Redox Buffering for Contamination Prevention and Water Treatment
Buffering is a common concept in water treatment and prevention control, the most common application being pH buffering (e.g., adding lime to increase the pH). Another very important form of buffering is redox buffering. You can learn more about redox (oxidation-reduction) reactions in our previous post here.
Applications of Redox Buffering
Redox buffering can be applied to mine water treatment in many types of bioreactors and constructed wetlands to aid treatment. Redox buffering can also be applied in many ways for 'source control’, that is, to prevent the oxidation of minerals and release of contaminants into water. This approach to redox buffering can be done in pit lakes, saturated rock fills, and flooded underground mine pools.
What are Acid Volatile Sulphides (AVS)?
When iron sulphide minerals are made by microbes in semi-passive water treatment, they are referred to as “biogenically formed amorphous iron sulphides”. These have been widely studied in the field of toxicology where they are called acid volatile sulphides (AVS) and the metals stabilized by the AVS are called simultaneously extracted metals (SEM). There is a Wikipedia article about their role in toxicology, but little exists online explaining their role in semi-passive water treatment and prevention of contamination.
acid volatile sulphides (AVS): biogenically formed amorphous iron sulphide mineral
simultaneously extracted metals (SEM): Metals stabilized by the AVS. Often with a charge of 2+ such as Cadmium, Copper, Lead, Mercury, Nickel, and Zinc
Figure 1. Stability of metal-sulphide minerals when exposed to oxygen. Compounds at the top of the list are more reactive when exposed to oxygen while compounds at the bottom of the list are more stable. This stability means that the compounds at the bottom of the list will dissolve after those at the top of the list if they are all exposed to oxygen and water
How AVS help Semi-Passive Water Treatment
There are two ways that AVS are important to semi-passive water treatment.

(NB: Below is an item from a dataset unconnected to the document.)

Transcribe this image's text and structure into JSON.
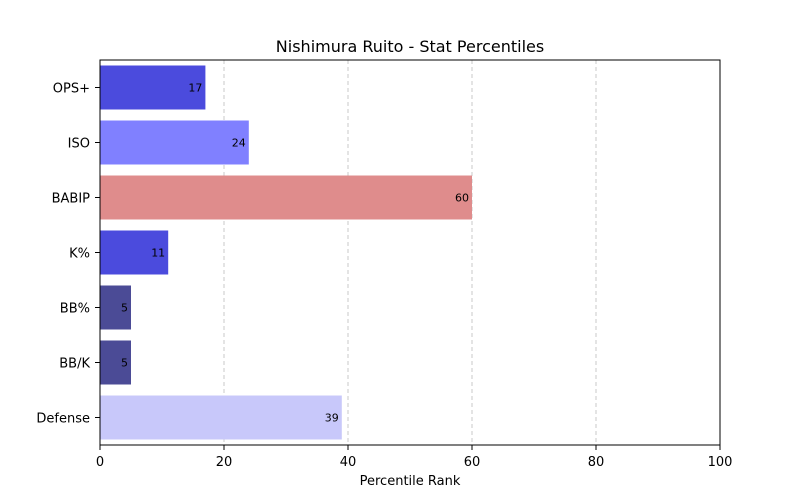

a) Serves as a redox buffer, preventing the oxidation of SEM
b) Regulates treatment rates in cold temperature or high metals concentrations
In the first case, because the iron in AVS has less strength of holding the sulphide than other metal-sulphides, the AVS is the first to oxidize when oxygen enters the system. That is, the AVS separates back to iron and sulphate. In doing so, the oxygen is consumed, and the SEM are protected from oxidizing.
Figure 2. Biogenic FeS (AVS) providing redox buffering against the oxidation of metal sulphides (SEM). Biogenically formed FeS (AVS) protects other metal sulphide minerals from dissolving when exposed to oxygen in water. When these sulphide minerals are exposed to oxygen in water, the FeS is sacrificial, protecting the other metal sulphides and leaving them in a stable reduced state.
In the second case, the tug-of-war analogy discussed in Section 2 applies. The iron currently holds the sulphide but it isn’t as strong as the other metals at holding onto it, so it loses the ‘tug of war’ for the sulphide and gives it up to the other metals. When conditions are such that sulphide is limited in the system (i.e., not enough sulphide to match the amount of sulphide binding metals coming into the system), the AVS exchanges the iron for the other metal that has a stronger affinity for the sulphide (creating SEM). This can happen in cold temperatures where biological activity and production of sulphide is lower, or when an elevated concentration of sulphide binding metals enters the system. The ratio of SEM to AVS must be monitored to ensure there is excess AVS being produced under normal operating conditions to provide a sufficient amount to aid in treatment when needed.
Figure 3. Biogenic FeS (AVS) providing sulphide for enhanced metal/metalloid treatment in cold temperatures or when there are excess metals present. When sulphide metals/metalloids encounter biogenic FeS and there is no free sulphide to bind, the metal/metalloid can displace the iron from the AVS, resulting in free soluble iron and an insoluble metal-sulphide mineral.